Laporan BPS September: RI 'Hattrick' Deflasi, Ini Sebabnya

Cantika Adinda Putri, CNBC Indonesia
01 October 2020 12:28
Aktifitas pedagang di Kawasan Tanah Abang, Jakarta, Rabu, 30/9. Pemerintah Provinsi (Pemprov) DKI Jakarta kembali memperpanjang Pembatasan Sosial Berskala Besar (PSBB) selama 14 hari ke depan hingga 11 Oktober untuk menekan laju penyebaran kasus covid-19. Para PKL yang terlihat berjualan didominasi pedagang pakaian. Namun ada juga pedagang makanan dan minuman. Untuk diketahui, pemerintah menerbitkan panduan protokol kesehatan bagi masyarakat di pasar demi mencegah penyebaran virus Corona (COVID-19). Pengelola pasar diminta menyediakan fasilitas cuci tangan dan melakukan disinfeksi secara berkala. Panduan mengenai protokol kesehatan di pasar itu tertuang dalam Keputusan Menteri Kesehatan RI Nomor HK.01.07/MENKES/382/2020 tentang Protokol Kesehatan bagi Masyarakat di Tempat dan Fasilitas Umum dalam Rangka Pencegahan dan Pengendalian Corona Virus Disease 2019 (COVID-19). Panduan kesehatan ditujukan kepada pengelola, pedagang, pekerja, dan pengunjung. (CNBC Indonesia/Muhammad Sabki)
Foto: Pasar Tanah Abang (CNBC Indonesia/Muhammad Sabki)
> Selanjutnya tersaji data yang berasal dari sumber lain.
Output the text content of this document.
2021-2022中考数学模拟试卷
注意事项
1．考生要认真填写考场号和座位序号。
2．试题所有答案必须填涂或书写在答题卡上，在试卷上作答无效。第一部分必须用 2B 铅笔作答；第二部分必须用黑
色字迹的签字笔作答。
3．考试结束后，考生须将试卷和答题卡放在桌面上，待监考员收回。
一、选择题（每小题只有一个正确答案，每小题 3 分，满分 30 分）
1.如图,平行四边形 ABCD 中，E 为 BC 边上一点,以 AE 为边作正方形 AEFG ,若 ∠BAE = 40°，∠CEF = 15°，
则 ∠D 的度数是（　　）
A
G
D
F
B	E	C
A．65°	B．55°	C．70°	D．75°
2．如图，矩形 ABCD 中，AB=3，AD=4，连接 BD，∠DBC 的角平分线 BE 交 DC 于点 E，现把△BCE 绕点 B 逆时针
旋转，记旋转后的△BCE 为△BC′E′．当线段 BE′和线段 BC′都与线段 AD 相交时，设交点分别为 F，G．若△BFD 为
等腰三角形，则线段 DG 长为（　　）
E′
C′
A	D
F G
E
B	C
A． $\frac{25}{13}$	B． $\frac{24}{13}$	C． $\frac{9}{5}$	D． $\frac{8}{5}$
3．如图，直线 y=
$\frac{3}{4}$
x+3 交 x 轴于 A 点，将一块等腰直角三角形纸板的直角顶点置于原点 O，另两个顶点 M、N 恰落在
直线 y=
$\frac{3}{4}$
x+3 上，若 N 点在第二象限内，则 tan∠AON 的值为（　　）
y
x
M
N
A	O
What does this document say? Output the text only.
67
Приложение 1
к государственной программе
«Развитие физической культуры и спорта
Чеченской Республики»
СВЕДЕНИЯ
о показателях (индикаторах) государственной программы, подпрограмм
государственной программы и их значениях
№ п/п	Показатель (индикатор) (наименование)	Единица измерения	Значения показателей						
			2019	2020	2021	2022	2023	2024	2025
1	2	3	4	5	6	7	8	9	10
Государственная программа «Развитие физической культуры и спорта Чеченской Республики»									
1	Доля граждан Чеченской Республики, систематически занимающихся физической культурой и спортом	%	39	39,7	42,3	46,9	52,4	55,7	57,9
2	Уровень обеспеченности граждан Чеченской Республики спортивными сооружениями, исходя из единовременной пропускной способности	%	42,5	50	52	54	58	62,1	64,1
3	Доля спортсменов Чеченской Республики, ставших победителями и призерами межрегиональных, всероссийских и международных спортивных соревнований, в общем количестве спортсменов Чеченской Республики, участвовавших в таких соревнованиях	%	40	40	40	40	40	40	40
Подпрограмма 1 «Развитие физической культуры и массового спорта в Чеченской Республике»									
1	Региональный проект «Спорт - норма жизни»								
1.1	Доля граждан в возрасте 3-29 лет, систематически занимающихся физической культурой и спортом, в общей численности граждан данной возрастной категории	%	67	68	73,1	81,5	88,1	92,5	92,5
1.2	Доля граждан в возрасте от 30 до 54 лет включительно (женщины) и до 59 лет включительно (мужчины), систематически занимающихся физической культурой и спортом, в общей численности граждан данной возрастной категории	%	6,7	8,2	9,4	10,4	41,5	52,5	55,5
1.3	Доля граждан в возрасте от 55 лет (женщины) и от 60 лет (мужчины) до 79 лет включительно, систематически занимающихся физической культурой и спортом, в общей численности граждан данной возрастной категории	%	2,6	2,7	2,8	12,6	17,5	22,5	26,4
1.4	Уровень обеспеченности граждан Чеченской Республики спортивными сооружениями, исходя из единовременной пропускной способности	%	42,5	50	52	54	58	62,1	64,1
Jakarta, CNBC Indonesia - Adanya pandemi covid-19 membuat Indonesia mengalami deflasi berturut-turut sejak Juli, Agutus, dan kini kembali deflasi di bulan September. Badan Pusat Statistik (BPS) melaporkan, terjadi deflasi sebesar 0,05% di bulan September 2020.

Kepala BPS Suhariyanto menjelaskan, deflasi terjadi karena adanya penurunan harga di beberapa kelompok pengeluaran, yakni makanan, minuman, dan tembakau yang mengalami deflasi 0,37%.

"Komoditas yang mengalami penurunan pada September 2020 antara lain daging ayam ras, telur ayam ras, bawang merah, tomat, semangka, cabai rawit, dan tarif angkutan udara. Sumbangannya ke deflasi 0,93%," jelas Suhariyanto dalam video conference, Kamis (1/10/2020).

"Penurunan daging ayam ras terjadi di 67 kota Indeks Harga Konsumen (IHK), di mana penurunan terbesar terjadi di Maumere. Sementara itu telor ayam ras turun harga di 79 kota IHK, dan bawang merah terjadi penurunan di 75 kita IHK," kata Suhariyanto melanjutkan.

Deflasi lainnya juga disebabkan karena adanya penurunan dari kelompok pakaian dan alas kaki sebesar 0,01%, kelompok transportasi 0,33%, dan kelompok informasi, komunikasi, dan jasa keuangan sebesar 0,01%.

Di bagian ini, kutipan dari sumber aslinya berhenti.